Polarimetric measurements of the bright triplet emission of single cesium lead halide perovskite quantum dots at cryogenic temperature

Abstract

Cesium lead halide perovskite quantum dots (QDs) have recently emerged as promising platform for quantum light sources. Indeed, they exhibit exceptional photoluminescence properties thanks to the emission from a bright triplet exciton state [1]. The energetic fine structure splitting, in the order of a few millielectronvolts, can be revealed by performing single QD spectroscopy at cryogenic temperature. In particular, depending on the QD orientation and on the observation direction, up to three orthogonal emitting dipoles can be spectrally detected, each of them with a high degree of linear polarization. To measure the polarization of the exciton fine structure, typically a rotating linear polarizer was used. However, this method cannot provide a complete characterization of the polarization state of the emitted light, and the polarization properties of the small, non-linearly polarized fraction of the emission were unclear.

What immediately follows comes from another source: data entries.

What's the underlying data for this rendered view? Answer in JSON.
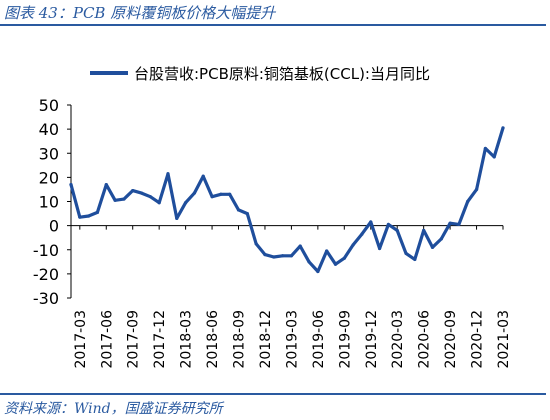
{
  "figure": {
    "title": "图表 43：PCB 原料覆铜板价格大幅提升",
    "source": "资料来源：Wind，国盛证券研究所"
  },
  "colors": {
    "accent": "#2a5aa0",
    "series": "#1f4e9c",
    "axis": "#000000"
  },
  "chart_data": {
    "type": "line",
    "title": "",
    "xlabel": "",
    "ylabel": "",
    "ylim": [
      -30,
      50
    ],
    "yticks": [
      "50",
      "40",
      "30",
      "20",
      "10",
      "0",
      "-10",
      "-20",
      "-30"
    ],
    "xtick_labels": [
      "2017-03",
      "2017-06",
      "2017-09",
      "2017-12",
      "2018-03",
      "2018-06",
      "2018-09",
      "2018-12",
      "2019-03",
      "2019-06",
      "2019-09",
      "2019-12",
      "2020-03",
      "2020-06",
      "2020-09",
      "2020-12",
      "2021-03"
    ],
    "legend_position": "top",
    "grid": false,
    "x": [
      "2017-02",
      "2017-03",
      "2017-04",
      "2017-05",
      "2017-06",
      "2017-07",
      "2017-08",
      "2017-09",
      "2017-10",
      "2017-11",
      "2017-12",
      "2018-01",
      "2018-02",
      "2018-03",
      "2018-04",
      "2018-05",
      "2018-06",
      "2018-07",
      "2018-08",
      "2018-09",
      "2018-10",
      "2018-11",
      "2018-12",
      "2019-01",
      "2019-02",
      "2019-03",
      "2019-04",
      "2019-05",
      "2019-06",
      "2019-07",
      "2019-08",
      "2019-09",
      "2019-10",
      "2019-11",
      "2019-12",
      "2020-01",
      "2020-02",
      "2020-03",
      "2020-04",
      "2020-05",
      "2020-06",
      "2020-07",
      "2020-08",
      "2020-09",
      "2020-10",
      "2020-11",
      "2020-12",
      "2021-01",
      "2021-02",
      "2021-03"
    ],
    "series": [
      {
        "name": "台股营收:PCB原料:铜箔基板(CCL):当月同比",
        "values": [
          17,
          3.5,
          4,
          5.5,
          17,
          10.5,
          11,
          14.5,
          13.5,
          12,
          9.5,
          21.5,
          3,
          9.5,
          13.5,
          20.5,
          12,
          13,
          13,
          6.5,
          5,
          -7.5,
          -12,
          -13,
          -12.5,
          -12.5,
          -8.5,
          -15,
          -19,
          -10.5,
          -16,
          -13.5,
          -8,
          -3.5,
          1.5,
          -9.5,
          0.5,
          -2,
          -11.5,
          -14,
          -2,
          -9,
          -5.5,
          1,
          0.5,
          10,
          15,
          32,
          28.5,
          40.5
        ]
      }
    ]
  }
}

That is why in this work we are investigating the polarization properties of individual cesium lead halide perovskite QDs by more advanced polarimetric techniques that allow to measure the complete Stokes polarization vector at cryogenic temperature for each emission line. For these measurements it is crucial to perform a careful calibration of the optical path with respect to residual, unwanted birefringent phase shifts that are often occurring from optical coatings. Moreover, these measurements require colloidal QDs with very low intermittent emission fluctuations. In my presentation I will report the results of the polarimetry of single perovskite QDs, shedding light on the non-linearly polarized emission fraction and the nature of their peculiar emission properties.